About the Book
With her father recently moved to a care facility, Beth Walsh volunteers to clear out the family home and is surprised to discover the door to her childhood playroom padlocked. She’s even more shocked at what’s behind it—a hoarder’s mess of her father’s paintings, mounds of discarded papers and miscellaneous junk in the otherwise fastidiously tidy house.
As she picks through the clutter, she finds a loose journal entry in what appears to be her late mother’s handwriting. Beth and her siblings grew up believing their mother died in a car accident when they were little more than toddlers, but this note suggests something much darker.
Beth soon pieces together a disturbing portrait of a woman suffering from postpartum depression and a husband who bears little resemblance to the loving father Beth and her siblings know. With a newborn of her own and struggling with motherhood, Beth finds there may be more tying her and her mother together than she ever suspected.
The Review
Truths I Never Told You is a beautifully written story. It is told from three perspectives – from Grace in the 1950s, her sister Maryanne, and Grace’s daughter Beth in the 1990s. Each woman carries a secret that could be catastrophic to their lives and those of their loved ones. It begins with packing up an old family home, the middle deals with the mystery that results from this and the end becomes a tale of redemption. What is unusual is that so many characters with good intentions need this.
The book will take you on a roller coaster of emotions. Without giving away any spoilers, it deals with what really happened to the character of Grace and if Beth is so much like her mother that it could destroy her. It is a book that starts with Grace and ends with Beth. It is solving a mystery with clues that are difficult to decipher because the one person who knows all of the answers has dementia – Grace’s father, Patrick.
You will come to understand the struggles that mothers with postpartum depression and mental illness have to live with. You can’t help but feel the trauma and sadness that Grace and Beth go through. There is also no doubt that you want to know what happened to Grace, but that is balanced with Beth’s need to know. The book will make you think about what secrets you will find as you go through your own family home.

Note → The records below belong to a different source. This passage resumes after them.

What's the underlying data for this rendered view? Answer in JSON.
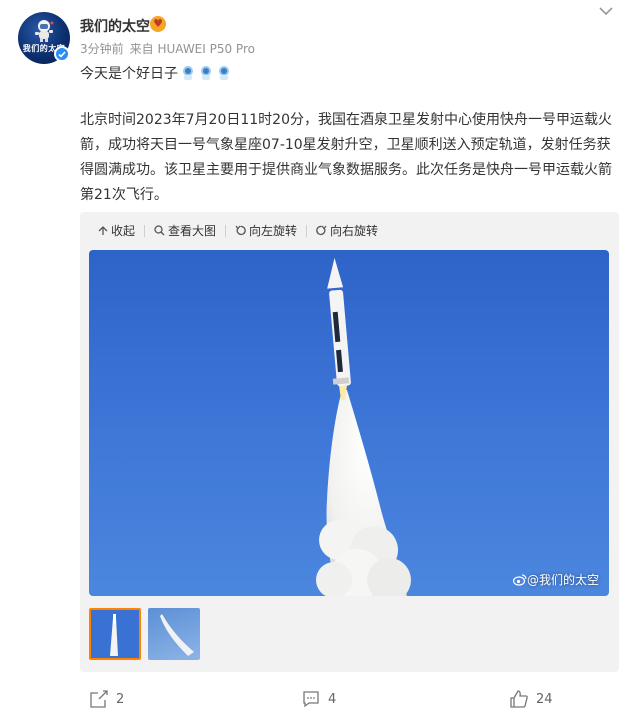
{
  "post": {
    "user_name": "我们的太空",
    "avatar_text": "我们的太空",
    "time_ago": "3分钟前",
    "source": "来自 HUAWEI P50 Pro",
    "status": "今天是个好日子",
    "body": "北京时间2023年7月20日11时20分，我国在酒泉卫星发射中心使用快舟一号甲运载火箭，成功将天目一号气象星座07-10星发射升空，卫星顺利送入预定轨道，发射任务获得圆满成功。该卫星主要用于提供商业气象数据服务。此次任务是快舟一号甲运载火箭第21次飞行。"
  },
  "toolbar": {
    "collapse": "收起",
    "view_large": "查看大图",
    "rotate_left": "向左旋转",
    "rotate_right": "向右旋转"
  },
  "image": {
    "watermark": "@我们的太空"
  },
  "actions": {
    "repost_count": "2",
    "comment_count": "4",
    "like_count": "24"
  },
  "icons": [
    "chevron-down-icon",
    "verified-icon",
    "emoji-icon",
    "collapse-icon",
    "zoom-icon",
    "rotate-left-icon",
    "rotate-right-icon",
    "weibo-logo-icon",
    "share-icon",
    "comment-icon",
    "like-icon"
  ],
  "colors": {
    "accent": "#ff8200",
    "verified": "#2b8ef0",
    "meta": "#939393"
  }
}
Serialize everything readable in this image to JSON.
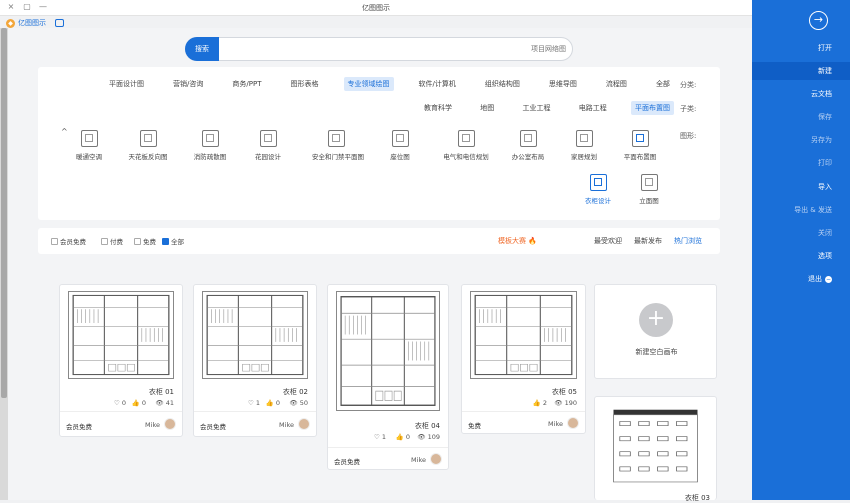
{
  "window": {
    "title": "亿图图示",
    "controls": [
      "×",
      "▢",
      "—"
    ]
  },
  "brand": {
    "name": "亿图图示"
  },
  "search": {
    "button": "搜索",
    "placeholder": "项目网络图"
  },
  "filters": {
    "type_label": "分类:",
    "types": [
      "全部",
      "流程图",
      "思维导图",
      "组织结构图",
      "软件/计算机",
      "专业领域绘图",
      "图形表格",
      "商务/PPT",
      "营销/咨询",
      "平面设计图"
    ],
    "sub_label": "子类:",
    "subtypes": [
      "平面布置图",
      "电路工程",
      "工业工程",
      "地图",
      "教育科学"
    ],
    "graphic_label": "图形:",
    "graphics": [
      "平面布置图",
      "家居规划",
      "办公室布局",
      "电气和电信规划",
      "座位图",
      "安全和门禁平面图",
      "花园设计",
      "消防疏散图",
      "天花板反向图",
      "暖通空调",
      "立面图",
      "衣柜设计"
    ],
    "collapse": "^"
  },
  "sortbar": {
    "tabs": [
      "热门浏览",
      "最新发布",
      "最受欢迎",
      "模板大赛"
    ],
    "checks": [
      "全部",
      "免费",
      "付费",
      "会员免费"
    ]
  },
  "new_card": {
    "label": "新建空白画布",
    "plus": "+"
  },
  "cards": [
    {
      "name": "衣柜 05",
      "views": "190",
      "likes": "2",
      "favs": "",
      "price": "免费",
      "author": "Mike"
    },
    {
      "name": "衣柜 04",
      "views": "109",
      "likes": "0",
      "favs": "1",
      "price": "会员免费",
      "author": "Mike"
    },
    {
      "name": "衣柜 02",
      "views": "50",
      "likes": "0",
      "favs": "1",
      "price": "会员免费",
      "author": "Mike"
    },
    {
      "name": "衣柜 01",
      "views": "41",
      "likes": "0",
      "favs": "0",
      "price": "会员免费",
      "author": "Mike"
    },
    {
      "name": "衣柜 03",
      "views": "",
      "likes": "",
      "favs": "",
      "price": "",
      "author": ""
    }
  ],
  "right_menu": {
    "items": [
      "打开",
      "新建",
      "云文档",
      "保存",
      "另存为",
      "打印",
      "导入",
      "导出 & 发送",
      "关闭",
      "选项",
      "退出"
    ]
  },
  "colors": {
    "accent": "#1a6fd8",
    "hot": "#f06a2a"
  }
}
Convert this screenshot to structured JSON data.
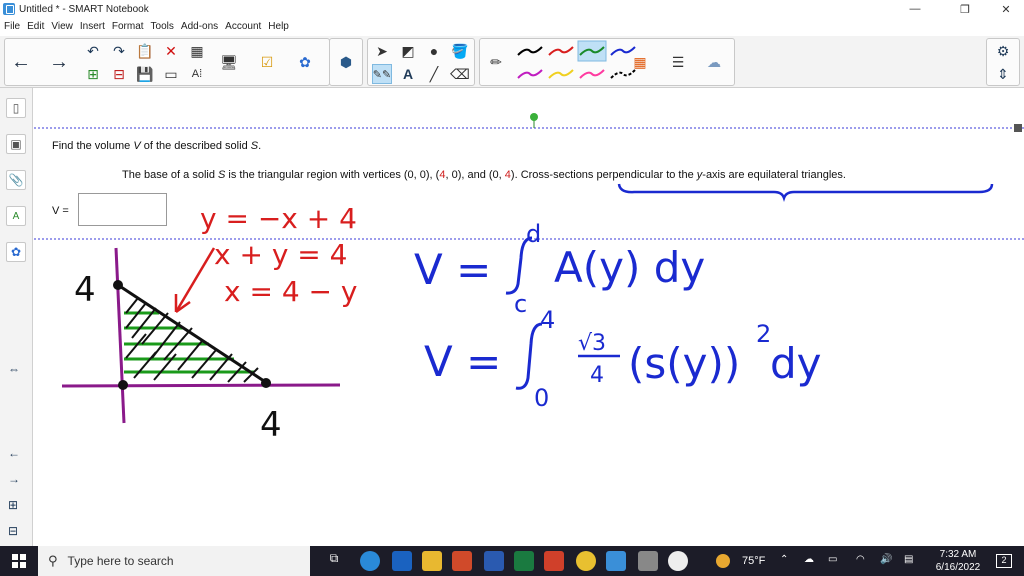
{
  "window": {
    "title": "Untitled * - SMART Notebook",
    "controls": [
      "—",
      "❐",
      "✕"
    ]
  },
  "menu": [
    "File",
    "Edit",
    "View",
    "Insert",
    "Format",
    "Tools",
    "Add-ons",
    "Account",
    "Help"
  ],
  "toolbar": {
    "tools": [
      "back-icon",
      "forward-icon",
      "undo-icon",
      "redo-icon",
      "paste-icon",
      "delete-icon",
      "table-icon",
      "add-page-icon",
      "remove-page-icon",
      "save-icon",
      "screen-shade-icon",
      "text-recognition-icon",
      "document-camera-icon",
      "check-icon",
      "addon-icon",
      "lab-icon",
      "select-icon",
      "shapes-icon",
      "fill-icon",
      "paint-icon",
      "text-icon",
      "line-icon",
      "eraser-icon",
      "pen-icon",
      "settings-icon"
    ],
    "pen_colors": [
      "#000000",
      "#d81e1e",
      "#1a8a2a",
      "#1a2ad0",
      "#c01cc0",
      "#f0d020",
      "#ff3aa0",
      "#000000"
    ]
  },
  "question": {
    "prompt_pre": "Find the volume ",
    "prompt_var": "V",
    "prompt_mid": " of the described solid ",
    "prompt_solid": "S",
    "prompt_end": ".",
    "base_pre": "The base of a solid ",
    "base_s": "S",
    "base_mid": " is the triangular region with vertices (0, 0), (",
    "v1": "4",
    "base_mid2": ", 0), and (0, ",
    "v2": "4",
    "base_mid3": "). ",
    "cross": "Cross-sections perpendicular to the ",
    "cross_var": "y",
    "cross_end": "-axis are equilateral triangles.",
    "answer_label": "V ="
  },
  "handwriting": {
    "eq1": "y = −x + 4",
    "eq2": "x + y = 4",
    "eq3": "x = 4 − y",
    "axis_y_label": "4",
    "axis_x_label": "4",
    "formula1_lhs": "V =",
    "formula1_upper": "d",
    "formula1_lower": "c",
    "formula1_integrand": "A(y) dy",
    "formula2_lhs": "V =",
    "formula2_upper": "4",
    "formula2_lower": "0",
    "formula2_coef_num": "√3",
    "formula2_coef_den": "4",
    "formula2_integrand": "(s(y))",
    "formula2_power": "2",
    "formula2_dy": "dy"
  },
  "taskbar": {
    "search_placeholder": "Type here to search",
    "weather": "75°F",
    "time": "7:32 AM",
    "date": "6/16/2022",
    "notifications": "2"
  }
}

Truths I Never Told You has been compared to books by Jodi Piccoult and Kristin Hannah. While these books share the emotional journeys of female protagonists, Rimmer’s writing is incomparable. This is a beautifully written book that shows the power of family love and redemption.
Favourite Line From the Book
“Loneliness is so much worse than sadness, because loneliness, by definition, cannot be shared.” This is true for several characters in Truths I Never Told You, but also the time that we are living in right now.